I snapped out of my wonderment at what I’d accomplished and, leaning back in order to keep my head away from the powerful kicks of the downed bull, I passed its tail between his hind legs, and lifted his leg high. I put my foot against his flank to prevent him from freeing himself by rolling. In an instant, Marlee was there with two leather straps and the bull was secured.
“Christ, mate, why didn’t you get back in the Jeep when you saw he wasn’t pinned?”
“I don’t know,” I said breathlessly, “I guess I was committed.”
“Yeah, I think you need to be committed, running around the bush holding a bull by its tail. Don’t get out of the bullcatcher until we’ve got the thing trapped, will you?”
“Shoot, Marlee, what’s the fun of that?!” Exhilaration had replaced the fear coursing through my veins. I’d brought the big fella down, and I knew I had a story to tell.
Marlee had her own story to tell. That night, at the dinner table, Marlee offered a proposal.
“I think we oughta sell the bull catcher. We might get a few dollars for her. Then, when we need to do some bullcatching, we’ll just drive Dave out into the bush and let him run ‘em down. He’d be right keen on the enterprise, eh Dave?!”
“Or maybe we just outta trade it in for an ambulance if that’s what we’re gonna do. He’ll soon enough have a face on him like a kicked in jam tin, getting run over by a bloody great bull,” contributed Danielle. I fancied she said this with a hint of concern on her face.
“I reckon we’ll be putting a new head gasket on you pretty soon, mate, if you keep up those kind of antics.” Charlie eyed me with a level gaze, but his slight smile and the direct quality of the insults I was receiving let me know they were all, in fact, quite impressed by what I had done. I felt, in that moment, more a member of the ringer fraternity than at any point until then. Usefulness is a valuable currency on station life, and while unnecessary risks aren’t encouraged, at the end of the day getting the job done is a ringer’s reason for being. My success with the bull shaded slightly the sting I felt for causing the calamity with the King.

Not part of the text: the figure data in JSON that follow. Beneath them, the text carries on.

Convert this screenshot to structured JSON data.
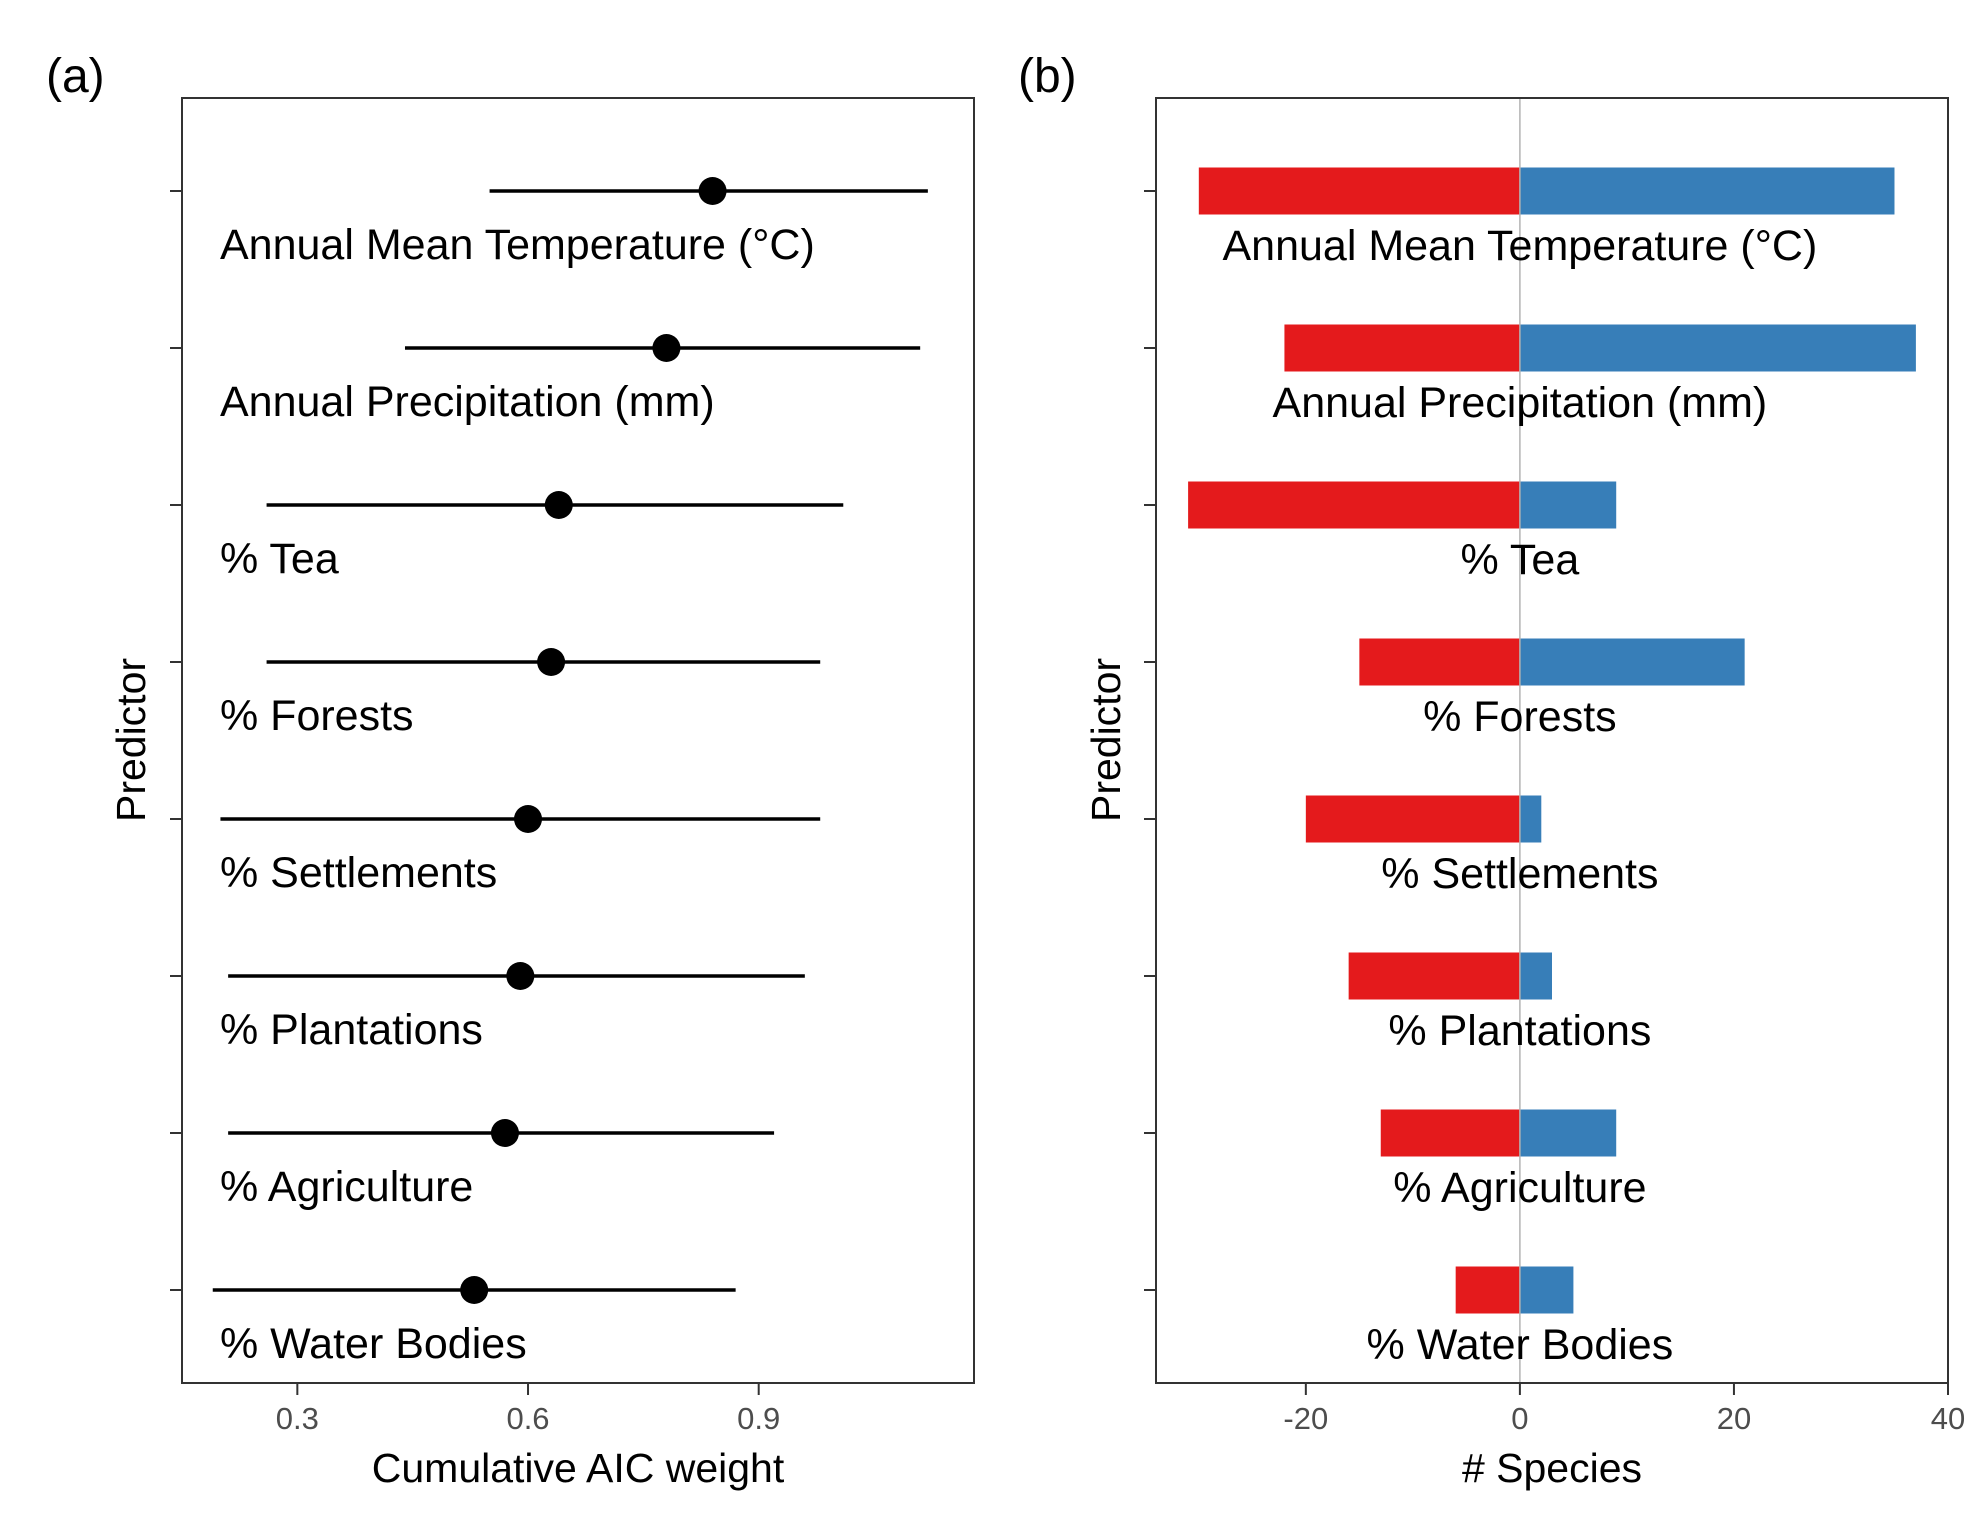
{
  "chart_data": [
    {
      "panel_label": "(a)",
      "type": "scatter",
      "subtype": "dot-and-whisker",
      "xlabel": "Cumulative AIC weight",
      "ylabel": "Predictor",
      "xlim": [
        0.15,
        1.18
      ],
      "xticks": [
        0.3,
        0.6,
        0.9
      ],
      "xtick_labels": [
        "0.3",
        "0.6",
        "0.9"
      ],
      "grid": false,
      "categories": [
        "Annual Mean Temperature (°C)",
        "Annual Precipitation (mm)",
        "% Tea",
        "% Forests",
        "% Settlements",
        "% Plantations",
        "% Agriculture",
        "% Water Bodies"
      ],
      "values": [
        0.84,
        0.78,
        0.64,
        0.63,
        0.6,
        0.59,
        0.57,
        0.53
      ],
      "lower": [
        0.55,
        0.44,
        0.26,
        0.26,
        0.2,
        0.21,
        0.21,
        0.19
      ],
      "upper": [
        1.12,
        1.11,
        1.01,
        0.98,
        0.98,
        0.96,
        0.92,
        0.87
      ]
    },
    {
      "panel_label": "(b)",
      "type": "bar",
      "orientation": "horizontal",
      "stacked": "diverging",
      "xlabel": "# Species",
      "ylabel": "Predictor",
      "xlim": [
        -34,
        40
      ],
      "xticks": [
        -20,
        0,
        20,
        40
      ],
      "xtick_labels": [
        "-20",
        "0",
        "20",
        "40"
      ],
      "grid": false,
      "categories": [
        "Annual Mean Temperature (°C)",
        "Annual Precipitation (mm)",
        "% Tea",
        "% Forests",
        "% Settlements",
        "% Plantations",
        "% Agriculture",
        "% Water Bodies"
      ],
      "series": [
        {
          "color": "#E41A1C",
          "values": [
            -30,
            -22,
            -31,
            -15,
            -20,
            -16,
            -13,
            -6
          ]
        },
        {
          "color": "#377EB8",
          "values": [
            35,
            37,
            9,
            21,
            2,
            3,
            9,
            5
          ]
        }
      ]
    }
  ]
}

“Sure guys, I’ll give it a go,” I said with exaggerated bravado, “I get some exercise and we save a little gasoline. Why not?”
“Sounds good,” said Charlie, then added with a wry grin, “So the only time you need a vehicle to take down an animal is when you’re off to get a killer then, eh Dave?”
Now, why Charlie had to bring up my roadkill beef expedition in the moment of my greatest glory I will never know, but this much is certain — the juxtaposition certainly got a big laugh from Sara and the girls.